I'm not suggesting that Tobacco and Nicotine are safe.  Just as I would not suggest that beer, whiskey, soda pop, candy bars, bacon, fatty foods, carbs, and even sex are safe.  Just as with these non-tobacco related activities, there are ways to use tobacco that are clearly more dangerous and ways to use tobacco that are less dangerous.  Smoking cigarettes, especially in large quantities over a period of time is the most dangerous way to use tobacco.  Smoking cigarettes involves the lungs, and the burning of tobacco creates chemicals in the tobacco smoke that have been shown to dramatically increase the chance of developing serious health problems.  At the other end of the spectrum, snuff-taking is one of the safest ways to enjoy tobacco.

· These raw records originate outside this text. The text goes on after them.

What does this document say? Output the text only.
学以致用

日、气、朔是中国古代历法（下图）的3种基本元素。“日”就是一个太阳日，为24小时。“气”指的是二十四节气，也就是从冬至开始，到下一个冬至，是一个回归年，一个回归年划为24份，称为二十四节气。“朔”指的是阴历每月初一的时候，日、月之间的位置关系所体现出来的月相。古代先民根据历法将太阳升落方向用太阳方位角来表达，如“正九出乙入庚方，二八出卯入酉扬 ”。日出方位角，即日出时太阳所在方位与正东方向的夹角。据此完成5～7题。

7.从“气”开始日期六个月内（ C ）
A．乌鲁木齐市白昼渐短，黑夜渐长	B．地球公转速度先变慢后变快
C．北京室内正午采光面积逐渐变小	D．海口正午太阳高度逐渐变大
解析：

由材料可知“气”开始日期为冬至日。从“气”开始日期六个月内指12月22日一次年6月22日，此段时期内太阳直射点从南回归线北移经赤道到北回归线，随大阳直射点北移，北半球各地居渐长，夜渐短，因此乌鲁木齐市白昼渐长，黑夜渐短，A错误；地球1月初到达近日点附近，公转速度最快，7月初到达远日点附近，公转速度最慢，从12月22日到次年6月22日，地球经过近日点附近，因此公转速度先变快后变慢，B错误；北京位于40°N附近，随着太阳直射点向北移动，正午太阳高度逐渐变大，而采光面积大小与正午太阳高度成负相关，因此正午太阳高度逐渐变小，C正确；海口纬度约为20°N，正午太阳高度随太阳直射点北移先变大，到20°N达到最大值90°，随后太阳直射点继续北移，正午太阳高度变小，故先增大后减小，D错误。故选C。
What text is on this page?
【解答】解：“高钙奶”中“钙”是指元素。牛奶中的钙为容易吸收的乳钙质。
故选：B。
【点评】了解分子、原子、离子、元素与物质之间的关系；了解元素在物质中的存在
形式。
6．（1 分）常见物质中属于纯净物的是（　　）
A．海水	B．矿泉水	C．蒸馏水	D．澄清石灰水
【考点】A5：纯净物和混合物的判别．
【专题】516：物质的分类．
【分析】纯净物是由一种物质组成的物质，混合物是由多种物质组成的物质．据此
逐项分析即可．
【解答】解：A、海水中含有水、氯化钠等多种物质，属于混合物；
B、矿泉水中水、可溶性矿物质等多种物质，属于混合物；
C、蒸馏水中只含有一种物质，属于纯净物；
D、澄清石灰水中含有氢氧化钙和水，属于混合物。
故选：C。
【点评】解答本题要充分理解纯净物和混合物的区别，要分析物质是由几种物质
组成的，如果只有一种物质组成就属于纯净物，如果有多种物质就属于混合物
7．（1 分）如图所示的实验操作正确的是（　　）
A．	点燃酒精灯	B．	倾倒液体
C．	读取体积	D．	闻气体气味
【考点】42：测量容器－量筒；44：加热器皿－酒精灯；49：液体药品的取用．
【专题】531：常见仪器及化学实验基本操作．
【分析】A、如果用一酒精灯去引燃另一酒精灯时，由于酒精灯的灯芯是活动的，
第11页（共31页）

Snuff-taking involves only the nose, and leaves the lungs and throat out of the loop.  Snuff-taking does not burn tobacco, eliminating the threat of tar and other dangerous chemicals found in cigarette smoke.  Scientific studies about the health risks of snuff at worst show a slight increase in the chance of developing serious health problems.  Other studies have been unable to find any health risk of using snuff.  Other studies show a hypothetical threat, but have been unable to statistically show a threat in real world application.  I'm not a doctor or scientist, so I won't try to tell you that snuff is safe.  But, I feel comfortable asserting that snuff-use is safer than other ways that tobacco is enjoyed.

Now, if someone has never used tobacco, I would not suggest they necessarily start using it.  While it is a pleasurable hobby, it can be expensive and there could be health consequences.  But, if you already use tobacco or are dead-set on starting, I would strongly suggest nasal snuff as your tobacco of choice.

For me personally, tobacco and nicotine are one of many things in life that I enjoy.  There are times that I need its calming effect.  There are times I need the focus it gives me.  There are times I simply need a quiet moment of enjoyment.  Snuff tobacco gives me these things.